SOCS-1 Protein Prevents Janus Kinase/STAT-dependent Inhibition of β Cell Insulin Gene Transcription and Secretion in Response to Interferon-γ*

In the pathogenesis of type I diabetes mellitus, activated leukocytes infiltrate pancreatic islets and induce β cell dysfunction and destruction. Interferon (IFN)-γ, tumor necrosis factor-α and interleukin (IL)-1β play important, although not completely defined, roles in these mechanisms. Here, using the highly differentiated βTc-Tet insulin-secreting cell line, we showed that IFN-γ dose- and time-dependently suppressed insulin synthesis and glucose-stimulated secretion. As described previously IFN-γ, in combination with IL-1β, also induces inducible NO synthase expression and apoptosis (Dupraz, P., Cottet, S., Hamburger, F., Dolci, W., Felley-Bosco, E., and Thorens, B. (2000) J. Biol. Chem.275, 37672–37678). To assess the role of the Janus kinase/signal transducer and activator of transcription (STAT) pathway in IFN-γ intracellular signaling, we stably overexpressed SOCS-1 (suppressor of cytokinesignaling-1) in the β cell line. We demonstrated that SOCS-1 suppressed cytokine-induced STAT-1 phosphorylation and increased cellular accumulation.
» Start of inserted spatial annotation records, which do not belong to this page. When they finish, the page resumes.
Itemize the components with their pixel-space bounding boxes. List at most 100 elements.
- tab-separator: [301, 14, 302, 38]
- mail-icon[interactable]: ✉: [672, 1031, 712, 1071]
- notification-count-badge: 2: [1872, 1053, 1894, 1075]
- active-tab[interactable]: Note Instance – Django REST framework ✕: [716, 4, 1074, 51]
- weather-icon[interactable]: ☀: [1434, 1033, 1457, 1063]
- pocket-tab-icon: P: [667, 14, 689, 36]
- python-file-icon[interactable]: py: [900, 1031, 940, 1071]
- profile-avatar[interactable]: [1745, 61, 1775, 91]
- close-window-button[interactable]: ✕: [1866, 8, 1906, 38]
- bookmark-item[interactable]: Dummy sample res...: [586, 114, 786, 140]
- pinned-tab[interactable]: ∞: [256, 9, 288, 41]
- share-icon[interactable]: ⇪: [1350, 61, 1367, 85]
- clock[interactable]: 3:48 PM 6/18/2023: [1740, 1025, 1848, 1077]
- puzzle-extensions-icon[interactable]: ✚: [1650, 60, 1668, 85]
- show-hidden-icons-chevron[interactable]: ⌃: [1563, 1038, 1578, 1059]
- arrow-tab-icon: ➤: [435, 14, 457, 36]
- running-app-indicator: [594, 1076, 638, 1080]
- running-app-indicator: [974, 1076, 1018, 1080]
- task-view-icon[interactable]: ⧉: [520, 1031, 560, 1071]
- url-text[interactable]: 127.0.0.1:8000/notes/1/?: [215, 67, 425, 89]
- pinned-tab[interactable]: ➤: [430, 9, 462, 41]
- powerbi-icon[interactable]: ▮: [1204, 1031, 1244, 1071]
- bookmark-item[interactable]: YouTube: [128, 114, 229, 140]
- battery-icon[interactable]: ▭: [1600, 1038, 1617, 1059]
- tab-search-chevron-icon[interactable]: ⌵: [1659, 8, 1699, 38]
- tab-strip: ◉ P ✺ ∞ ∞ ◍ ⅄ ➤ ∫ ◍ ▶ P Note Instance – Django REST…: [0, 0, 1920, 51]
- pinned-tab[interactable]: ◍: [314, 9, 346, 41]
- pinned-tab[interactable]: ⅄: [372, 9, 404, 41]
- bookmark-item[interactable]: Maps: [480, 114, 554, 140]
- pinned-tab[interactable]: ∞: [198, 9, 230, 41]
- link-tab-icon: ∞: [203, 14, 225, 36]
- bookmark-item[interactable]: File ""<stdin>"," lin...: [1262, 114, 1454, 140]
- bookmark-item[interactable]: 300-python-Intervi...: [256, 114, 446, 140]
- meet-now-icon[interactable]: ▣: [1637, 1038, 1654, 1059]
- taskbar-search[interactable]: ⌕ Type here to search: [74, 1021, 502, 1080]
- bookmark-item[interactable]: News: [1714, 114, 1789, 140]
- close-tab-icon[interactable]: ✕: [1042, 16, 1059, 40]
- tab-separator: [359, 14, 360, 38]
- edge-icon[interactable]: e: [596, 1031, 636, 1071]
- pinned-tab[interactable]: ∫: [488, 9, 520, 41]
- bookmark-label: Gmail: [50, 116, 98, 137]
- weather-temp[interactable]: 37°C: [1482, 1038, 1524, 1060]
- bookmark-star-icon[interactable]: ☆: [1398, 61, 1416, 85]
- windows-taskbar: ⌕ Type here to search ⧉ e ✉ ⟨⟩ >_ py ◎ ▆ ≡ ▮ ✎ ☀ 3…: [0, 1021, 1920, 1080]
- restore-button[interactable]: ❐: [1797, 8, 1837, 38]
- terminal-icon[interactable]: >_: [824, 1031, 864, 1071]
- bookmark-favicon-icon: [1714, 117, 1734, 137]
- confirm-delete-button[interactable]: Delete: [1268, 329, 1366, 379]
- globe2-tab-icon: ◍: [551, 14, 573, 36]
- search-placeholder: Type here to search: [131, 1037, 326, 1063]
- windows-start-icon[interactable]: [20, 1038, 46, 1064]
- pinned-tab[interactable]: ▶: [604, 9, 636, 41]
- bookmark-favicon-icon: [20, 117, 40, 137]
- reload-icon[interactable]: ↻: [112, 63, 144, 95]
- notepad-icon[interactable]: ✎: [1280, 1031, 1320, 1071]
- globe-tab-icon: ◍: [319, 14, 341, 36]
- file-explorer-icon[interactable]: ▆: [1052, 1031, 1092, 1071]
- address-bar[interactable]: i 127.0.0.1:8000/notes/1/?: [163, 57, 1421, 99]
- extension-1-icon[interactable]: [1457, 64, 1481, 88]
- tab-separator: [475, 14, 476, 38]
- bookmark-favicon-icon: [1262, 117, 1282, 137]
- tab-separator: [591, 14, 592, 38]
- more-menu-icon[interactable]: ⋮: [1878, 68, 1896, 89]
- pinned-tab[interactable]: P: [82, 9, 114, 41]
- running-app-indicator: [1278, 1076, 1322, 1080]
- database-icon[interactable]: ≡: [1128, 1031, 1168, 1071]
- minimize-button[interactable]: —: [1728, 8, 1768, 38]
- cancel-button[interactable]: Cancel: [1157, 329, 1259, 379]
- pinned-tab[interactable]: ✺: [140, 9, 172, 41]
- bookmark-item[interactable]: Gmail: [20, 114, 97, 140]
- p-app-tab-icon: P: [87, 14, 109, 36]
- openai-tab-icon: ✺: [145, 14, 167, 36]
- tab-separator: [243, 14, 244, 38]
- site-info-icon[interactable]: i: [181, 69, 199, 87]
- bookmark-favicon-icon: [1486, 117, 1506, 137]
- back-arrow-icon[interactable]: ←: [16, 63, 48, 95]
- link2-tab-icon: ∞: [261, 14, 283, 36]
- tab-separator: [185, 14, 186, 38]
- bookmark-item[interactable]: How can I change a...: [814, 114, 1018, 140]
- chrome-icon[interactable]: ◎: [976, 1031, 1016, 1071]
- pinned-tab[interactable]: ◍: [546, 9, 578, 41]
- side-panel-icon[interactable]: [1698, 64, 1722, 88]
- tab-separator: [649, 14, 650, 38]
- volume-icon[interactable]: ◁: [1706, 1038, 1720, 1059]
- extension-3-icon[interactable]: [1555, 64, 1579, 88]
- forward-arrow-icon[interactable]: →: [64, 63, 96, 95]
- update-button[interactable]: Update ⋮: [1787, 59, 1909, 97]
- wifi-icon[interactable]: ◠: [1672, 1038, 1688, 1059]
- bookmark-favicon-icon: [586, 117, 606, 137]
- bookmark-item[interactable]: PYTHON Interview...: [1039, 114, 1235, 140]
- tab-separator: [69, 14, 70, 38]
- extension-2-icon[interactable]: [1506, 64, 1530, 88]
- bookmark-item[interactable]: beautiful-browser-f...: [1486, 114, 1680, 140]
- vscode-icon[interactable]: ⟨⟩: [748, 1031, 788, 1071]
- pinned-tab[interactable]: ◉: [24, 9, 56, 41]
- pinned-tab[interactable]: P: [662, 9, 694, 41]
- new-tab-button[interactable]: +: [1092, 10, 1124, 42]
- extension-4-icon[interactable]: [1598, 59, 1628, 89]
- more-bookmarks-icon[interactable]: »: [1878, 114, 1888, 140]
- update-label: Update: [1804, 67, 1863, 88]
This was accompanied by a suppression of the effect of IFN-γ on: (i) reduction in insulin promoter-luciferase reporter gene transcription, (ii) decrease in insulin mRNA and peptide content, and (iii) suppression of glucose-stimulated insulin secretion. Furthermore, SOCS-1 also suppressed the cellular effects that require the combined presence of IL-1β and IFN-γ: induction of nitric oxide production and apoptosis. Together our data demonstrate that IFN-γ is responsible for the cytokine-induced defect in insulin gene expression and secretion and that this effect can be completely blocked by constitutive inhibition of the Janus kinase/STAT pathway.